GRASSROOTS/Hank Kalet

Into the Breach

I'm voting for Ralph Nader. Maybe I'm fooling myself, but I can't just settle for second worst. I can no longer allow myself to vote for candidates who offer a handful of liberal-sounding platitudes, while turning against everything I believe in.

I'm entitled to back a candidate who speaks up for the average worker and his or her family, who questions the primacy of the corporate order and who is seeking to bring the government back to the American people.

Will he win? Probably not. But that can't be my concern. I have to vote my conscience and hope for the best.

A lot of liberals and progressives see that as tossing away my vote, as giving up and allowing the Republicans to take back the White House. Granting George Bush residence on Pennsylvania Avenue, they say, guarantees a slide into barbarism.

Under Bush, the theory goes, all the things progressives hold dear go down the drain. Bush will let the NRA and right-wing Republicans run the show, will strip women of the right to choose, will speed executions and will leave us with a gutted Constitution.

Putting a Democrat back in the White House is our best bet to stop this oncoming destruction, they say. Vice President Al Gore offers our last best hope.

It is the same argument Democrats have been using to keep the left in line for the last eight years. Progressives need to support the party, and President Bill Clinton in particular, because to do otherwise will dump the government into the hands of the Republicans.

And what did we get for our troubles? Welfare reform, the North American Free Trade Agreement, the World Trade Organization, a federal death penalty, a stepped-up war on drugs and a decimated Fourth Amendment. What we got, in essence, were many of the things we fought against when Ronald Reagan and George Bush were pushing them.

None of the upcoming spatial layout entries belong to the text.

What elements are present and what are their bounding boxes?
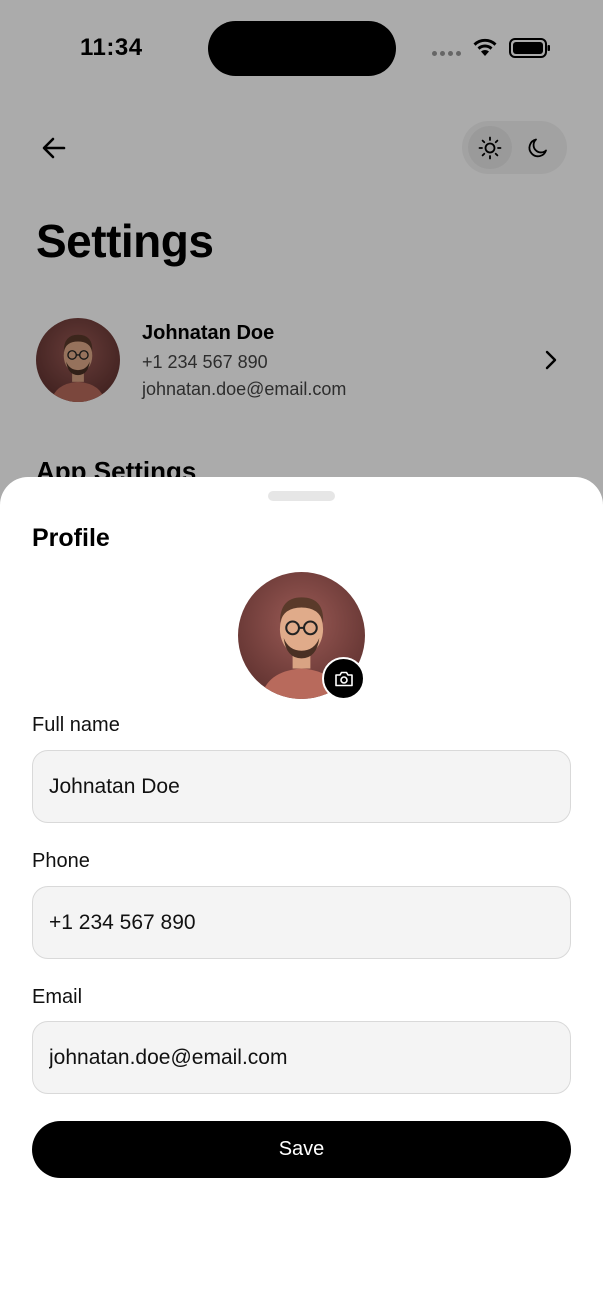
camera-icon (334, 671, 353, 686)
email-label: Email (32, 986, 83, 1008)
email-field[interactable] (32, 1021, 571, 1094)
full-name-field[interactable] (32, 750, 571, 823)
phone-label: Phone (32, 850, 90, 872)
sheet-drag-handle[interactable] (268, 491, 335, 501)
phone-field[interactable] (32, 886, 571, 959)
change-photo-button[interactable] (322, 657, 365, 700)
full-name-label: Full name (32, 714, 120, 736)
profile-sheet: Profile Full name Phone Email Save (0, 477, 603, 1311)
save-button[interactable]: Save (32, 1121, 571, 1178)
sheet-title: Profile (32, 524, 110, 552)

Now establishment liberals are asking us to turn down the same road again, to vote for the centrist Al Gore, the man who's served so loyally as vice president beside President Clinton. It is the same Al Gore who fought to pass the NAFTA and has taken the lead in the Clinton administration's efforts to open trade. It is the same Al Gore who shills for corporate cash for his party, the same man who backs the death penalty and the Star Wars missile plan, who talks tough on crime issues, and so on.

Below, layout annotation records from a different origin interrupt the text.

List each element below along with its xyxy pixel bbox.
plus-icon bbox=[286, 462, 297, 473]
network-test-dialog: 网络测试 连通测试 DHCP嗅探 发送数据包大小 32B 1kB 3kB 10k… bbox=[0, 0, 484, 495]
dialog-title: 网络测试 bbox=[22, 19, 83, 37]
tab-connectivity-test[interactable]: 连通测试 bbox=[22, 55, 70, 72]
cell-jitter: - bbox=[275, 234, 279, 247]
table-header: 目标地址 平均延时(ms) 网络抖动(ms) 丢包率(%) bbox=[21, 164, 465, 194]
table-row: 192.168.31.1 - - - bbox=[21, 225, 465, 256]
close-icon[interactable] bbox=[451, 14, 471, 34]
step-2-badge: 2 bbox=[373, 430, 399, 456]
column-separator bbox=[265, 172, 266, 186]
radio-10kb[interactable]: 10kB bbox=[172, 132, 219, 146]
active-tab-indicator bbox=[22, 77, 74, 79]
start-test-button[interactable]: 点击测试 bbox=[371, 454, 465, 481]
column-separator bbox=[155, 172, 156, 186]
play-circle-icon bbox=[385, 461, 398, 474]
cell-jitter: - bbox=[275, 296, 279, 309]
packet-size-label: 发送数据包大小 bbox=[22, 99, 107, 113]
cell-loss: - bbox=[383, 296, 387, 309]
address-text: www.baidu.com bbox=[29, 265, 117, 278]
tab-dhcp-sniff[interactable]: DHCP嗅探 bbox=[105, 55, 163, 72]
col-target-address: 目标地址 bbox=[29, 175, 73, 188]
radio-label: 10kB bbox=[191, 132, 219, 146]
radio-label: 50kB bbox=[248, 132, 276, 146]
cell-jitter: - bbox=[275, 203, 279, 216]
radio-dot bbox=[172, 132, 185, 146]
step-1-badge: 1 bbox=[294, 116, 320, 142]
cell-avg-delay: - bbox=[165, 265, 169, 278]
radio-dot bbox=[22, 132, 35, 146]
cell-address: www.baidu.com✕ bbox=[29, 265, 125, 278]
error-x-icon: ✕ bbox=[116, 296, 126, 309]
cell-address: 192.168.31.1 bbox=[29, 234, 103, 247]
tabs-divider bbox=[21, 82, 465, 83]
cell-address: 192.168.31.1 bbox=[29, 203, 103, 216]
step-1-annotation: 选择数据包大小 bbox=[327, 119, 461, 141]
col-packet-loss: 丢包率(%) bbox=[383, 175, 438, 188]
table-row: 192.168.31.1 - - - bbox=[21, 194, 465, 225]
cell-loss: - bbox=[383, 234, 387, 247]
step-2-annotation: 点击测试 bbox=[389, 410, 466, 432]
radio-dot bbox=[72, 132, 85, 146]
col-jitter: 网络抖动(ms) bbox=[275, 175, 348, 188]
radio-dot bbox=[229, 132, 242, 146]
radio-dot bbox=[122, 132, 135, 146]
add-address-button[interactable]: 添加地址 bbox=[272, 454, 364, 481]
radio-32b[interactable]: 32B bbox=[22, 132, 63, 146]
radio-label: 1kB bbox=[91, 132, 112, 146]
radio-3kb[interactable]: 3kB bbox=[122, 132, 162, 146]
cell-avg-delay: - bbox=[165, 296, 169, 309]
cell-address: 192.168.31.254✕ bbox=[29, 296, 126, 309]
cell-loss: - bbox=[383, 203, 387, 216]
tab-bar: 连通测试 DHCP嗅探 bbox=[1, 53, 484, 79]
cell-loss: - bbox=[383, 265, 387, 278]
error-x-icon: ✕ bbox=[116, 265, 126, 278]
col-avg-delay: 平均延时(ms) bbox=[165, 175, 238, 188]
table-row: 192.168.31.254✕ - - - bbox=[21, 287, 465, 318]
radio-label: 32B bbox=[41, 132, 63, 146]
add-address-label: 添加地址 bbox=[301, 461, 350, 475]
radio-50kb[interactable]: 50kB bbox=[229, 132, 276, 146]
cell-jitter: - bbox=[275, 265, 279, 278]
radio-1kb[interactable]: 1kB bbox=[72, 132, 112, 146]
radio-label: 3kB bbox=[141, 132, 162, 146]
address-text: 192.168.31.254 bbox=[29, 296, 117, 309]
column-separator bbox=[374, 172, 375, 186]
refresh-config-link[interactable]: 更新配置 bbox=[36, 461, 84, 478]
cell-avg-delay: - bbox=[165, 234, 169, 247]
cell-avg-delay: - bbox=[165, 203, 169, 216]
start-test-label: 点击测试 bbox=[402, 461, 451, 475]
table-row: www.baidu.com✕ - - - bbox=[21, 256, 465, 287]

And it's the same man who writes of needing to save the planet, to conserve and preserve the water we drink and air we breath -- but who continues to allow cattle grazing, oil drilling, mining and other pursuits on federal land.

Fact is, Al Gore is not the bulwark he's being cracked up to be. He's just a blank canvas on which we've decided to sketch our hopes, a man playing for the team we've always thought fought for our ideals and beliefs but no longer does so.

It's not that the Democratic Party is beyond saving -- there are a number of principled and humane party members, people like Sens. Paul Wellstone of Minnesota and Russ Feingold of Wisconsin and Reps. Donald Payne of New Jersey and David Bonior of Michigan. But we can no longer rely on it to stand up and demand justice in this changing world.

We need to cut it off at its head to save its soul by showing the party's leadership that left-leaning voters will walk away rather than back another moderate Republican in Democratic clothing. We need to show it that we will look elsewhere when a better alternative presents itself.

An alternative like Ralph Nader.

Nader has demonstrated a commitment to both political and economic democracy. He has taken on the corporate order, fought against corporate entitlements and international treaties that weaken the ability of American workers and citizens to control their own lives, communities and workplaces.

He has his flaws. His track record as a stealth candidate in 1996, one who seemed to shy away from actually running, has hurt his credibility among some on the left who are concerned that another half-hearted effort atop the Green Party ticket could damage any chance progressives have of building a new party. And he remains uncomfortable talking about gender, race, ethnic and sexual identity issues and sexual issues.

But his critique of the American and world economic structures and their crippling effects on democracy is right on target and his record on environmental, health and safety issues is spotless.

And he says he plans to appeal to voters' better selves and to encourage a campaign that focuses on the issues that each and everyone of us face, the power structures we run up against each and every day.

And that makes his campaign worth supporting, regardless of what the political insiders may say.

After all, the alternatives are not very appealing.